自分なりに解釈して記述するコードはこんな感じになります。
crumb = Sentry::Breadcrumb.new(
request_parameter: params.slim_down,
other_data_1: other_data_1.slim_down, # Hashかもだし、Arrayかもだし、Stringかもだし、Integerかもだし…
other_data_2: other_data_2.slim_down
)
Sentry.add_breadcrumb(crumb)
とはいえ、こんな感じになったところで何が変わるのでしょうか。
新しい方針のコード
Rubyにはオープンクラスという技法があり、既存のクラスに追加のコードを書けるようになっています。
それを踏まえて実装したコードが下記になります。
class String
def slim_down
max_string_length = 5
self[0, max_string_length]
end
end
class Hash
def slim_down
map { |k, v| [k, v.slim_down] }.to_h
end
end
class Array
def slim_down
map(&:slim_down)
end
end
# ObjectクラスはInteger等のすべてのクラスの親玉。nilもObjectのクラスに含まれる
class Object
def slim_down
self
end
end
使い方はこんな感じです
>> "too_long_string".slim_down
=> "too_l"
>> 100000.slim_down
=> 100000
>> nil.slim_down
=> nil
>> ["too_long_string", "a", 100000,["too_long_string",200000]].slim_down
=> ["too_l", "a", 100000, ["too_l", 200000]]
>> { too_long_string: "too_long_string", in: { too_long_string: "too_long_string" } }.slim_down
=> { too_long_string: "too_l", in: { too_long_string: "too_l" } }
どうでしょうか?
所見だと、コードの振る舞いを理解するのが難しいかもしれません。
とはいえ、あんなに大量にあった分岐のコードががっつり減り、だいぶシンプルなコードになりました。
メソッドもだいぶ使いやすくなったのではないでしょうか?
オブジェクト指向のポリモーフィズム的な思想だったり、rubyのダックタイピングの思想をうまく表現できたかなと思っています。
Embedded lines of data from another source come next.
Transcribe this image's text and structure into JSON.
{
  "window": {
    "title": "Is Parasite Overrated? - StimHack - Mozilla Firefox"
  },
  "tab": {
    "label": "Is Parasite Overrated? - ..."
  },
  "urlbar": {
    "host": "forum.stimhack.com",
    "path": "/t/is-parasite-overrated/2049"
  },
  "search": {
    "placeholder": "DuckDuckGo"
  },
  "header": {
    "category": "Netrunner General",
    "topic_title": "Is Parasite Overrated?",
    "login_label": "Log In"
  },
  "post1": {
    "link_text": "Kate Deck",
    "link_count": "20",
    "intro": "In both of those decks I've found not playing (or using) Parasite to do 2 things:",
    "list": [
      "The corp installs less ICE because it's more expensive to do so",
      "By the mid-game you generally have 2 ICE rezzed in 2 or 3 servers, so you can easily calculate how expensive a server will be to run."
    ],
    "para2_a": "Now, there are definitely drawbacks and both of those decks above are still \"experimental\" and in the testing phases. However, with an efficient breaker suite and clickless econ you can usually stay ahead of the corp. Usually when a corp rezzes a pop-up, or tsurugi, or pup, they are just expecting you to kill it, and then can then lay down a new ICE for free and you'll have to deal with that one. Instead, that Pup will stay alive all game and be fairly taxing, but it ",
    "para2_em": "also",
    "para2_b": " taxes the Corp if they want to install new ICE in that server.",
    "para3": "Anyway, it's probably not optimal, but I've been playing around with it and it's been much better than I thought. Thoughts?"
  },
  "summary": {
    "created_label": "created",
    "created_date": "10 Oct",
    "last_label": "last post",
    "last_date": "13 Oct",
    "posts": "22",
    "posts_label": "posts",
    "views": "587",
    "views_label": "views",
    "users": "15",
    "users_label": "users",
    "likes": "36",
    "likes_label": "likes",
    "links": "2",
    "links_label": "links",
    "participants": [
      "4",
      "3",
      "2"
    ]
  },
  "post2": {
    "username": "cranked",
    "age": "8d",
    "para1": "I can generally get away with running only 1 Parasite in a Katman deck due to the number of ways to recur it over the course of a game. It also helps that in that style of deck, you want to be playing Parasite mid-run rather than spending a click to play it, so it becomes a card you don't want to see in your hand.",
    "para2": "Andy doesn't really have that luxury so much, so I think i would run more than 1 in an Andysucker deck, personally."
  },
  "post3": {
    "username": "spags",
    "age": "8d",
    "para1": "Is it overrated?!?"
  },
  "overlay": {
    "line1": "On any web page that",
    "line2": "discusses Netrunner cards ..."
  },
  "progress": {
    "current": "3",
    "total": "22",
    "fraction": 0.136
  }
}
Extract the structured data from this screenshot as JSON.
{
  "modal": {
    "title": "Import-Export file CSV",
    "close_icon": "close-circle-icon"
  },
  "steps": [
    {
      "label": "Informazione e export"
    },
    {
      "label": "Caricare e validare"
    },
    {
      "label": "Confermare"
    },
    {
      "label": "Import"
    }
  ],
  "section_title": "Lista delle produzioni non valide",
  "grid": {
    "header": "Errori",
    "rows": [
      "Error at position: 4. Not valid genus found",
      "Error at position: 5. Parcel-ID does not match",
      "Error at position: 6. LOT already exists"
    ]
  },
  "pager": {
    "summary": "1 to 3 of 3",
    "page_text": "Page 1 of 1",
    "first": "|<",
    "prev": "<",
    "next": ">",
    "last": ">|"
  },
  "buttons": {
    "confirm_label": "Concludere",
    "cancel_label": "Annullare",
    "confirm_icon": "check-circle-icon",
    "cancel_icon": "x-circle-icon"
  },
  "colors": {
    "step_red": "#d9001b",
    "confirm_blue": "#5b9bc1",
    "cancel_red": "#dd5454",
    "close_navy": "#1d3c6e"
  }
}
これがオブジェクト指向のパワーと言ってもいいのではないでしょうか?
感想
気軽にオープンクラスするなとか、まだまだいろんな意見はあるかもしれませんが、自分の中で勉強した内容が目に見えるわかる形でコードで表現できたことがうれしかったです。
いろんな本を読みつつ満足のいくコードを書けたことは少ないので、自分のプログラマとしての成長を感じました。
特にメタプログラミングRubyという本は難しいのですが、何度も読み続けて、血肉にするとめちゃんこ強い武器になると思います。
書籍内にあるオープンクラスなんていつ使うんだよとかその当時は思ってました。
この記事の趣旨は勉強を続けているとこういうコードがかけるようになるよという応援メッセージが8割の要素と2割の承認欲求という実はエモい記事です
みなさんも気持ちよく書けたコードがあれば、是非共有してみてはいかがでしょうか?